A Uber não faz concorrência desleal: o foco da Uber é oferecer mais opções para as pessoas se movimentarem pelas cidades. O CADE (Conselho Administrativo de Defesa Econômica) realizou um estudo concluindo que a chegada da Uber no mercado não mudou o panorama do transporte público individual, "pelo contrário, a empresa passou a atender uma demanda reprimida". Em abril de 2018, um novo estudo do órgão confirmou que o início da operação da Uber no Brasil acabou por “gerar benefícios aos consumidores e incentivar a entrada de novos ofertantes no mercado de transporte remunerado individual de passageiros”. 

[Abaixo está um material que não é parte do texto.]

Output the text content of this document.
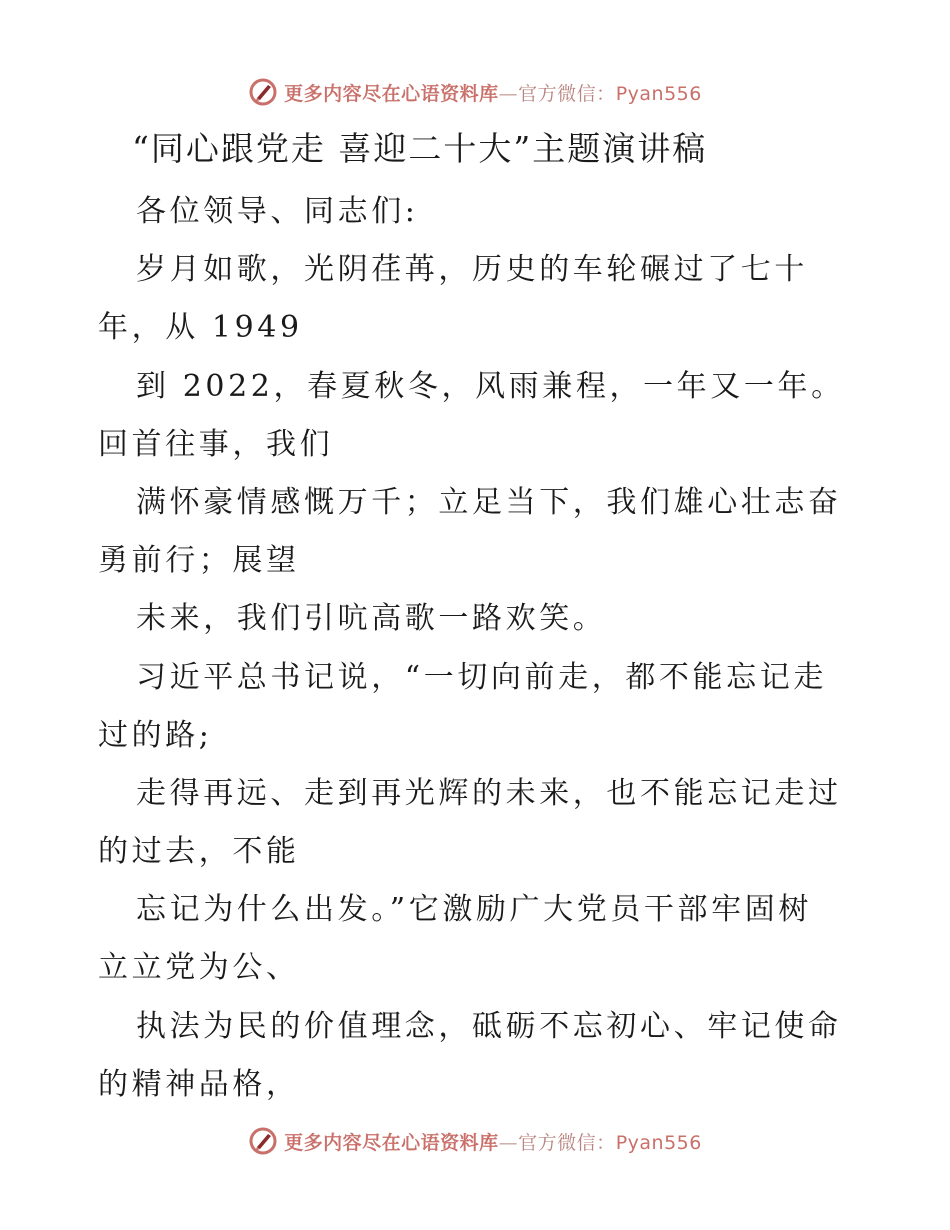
更多内容尽在心语资料库—官方微信：Pyan556
“同心跟党走 喜迎二十大”主题演讲稿
各位领导、同志们:
岁月如歌，光阴荏苒，历史的车轮碾过了七十
年，从 1949
到 2022，春夏秋冬，风雨兼程，一年又一年。
回首往事，我们
满怀豪情感慨万千；立足当下，我们雄心壮志奋
勇前行；展望
未来，我们引吭高歌一路欢笑。
习近平总书记说，“一切向前走，都不能忘记走
过的路;
走得再远、走到再光辉的未来，也不能忘记走过
的过去，不能
忘记为什么出发。”它激励广大党员干部牢固树
立立党为公、
执法为民的价值理念，砥砺不忘初心、牢记使命
的精神品格，
更多内容尽在心语资料库—官方微信：Pyan556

Sobre gravação de áudio: Motoristas parceiros e usuários podem utilizar o próprio aplicativo para gravar a viagem caso não se sintam confortáveis. O conteúdo pode ser enviado para Uber de forma criptografada e, em caso de necessidade, utilizado para investigações ou compartilhado com autoridades, na forma da lei. Ao mesmo tempo, a proteção da privacidade dos envolvidos é levada muito a sério em todo o processo. Todos os usuários e motoristas receberão um aviso informando que o recurso está disponível e que eles podem estar sujeitos à gravação de áudio. Somente a Uber tem a chave para descriptografar o arquivo e isto somente pode ser feito após a denúncia, com o envio do áudio. A gravação não pode ser ouvida no dispositivo do usuário ou motorista, nem compartilhada com terceiros, apenas com a Uber.

Importante destacar que segurança e a principal prioridade para a Uber. A empresa está permanentemente investindo em novos recursos para fazer a plataforma cada vez mais segura antes, durante e depois que é usada por nossa comunidade de usuários, parceiros ou clientes. Para diminuir os riscos a todo esse contingente de pessoas, acreditamos na capilaridade e no poder transformador da tecnologia. O Brasil conta com o primeiro Centro de Desenvolvimento Tecnológico da Uber na América Latina. Grande parte dos novos recursos de segurança que chegam ao aplicativo estão sendo desenvolvidos no país, com a participação de engenheiros e especialistas brasileiros."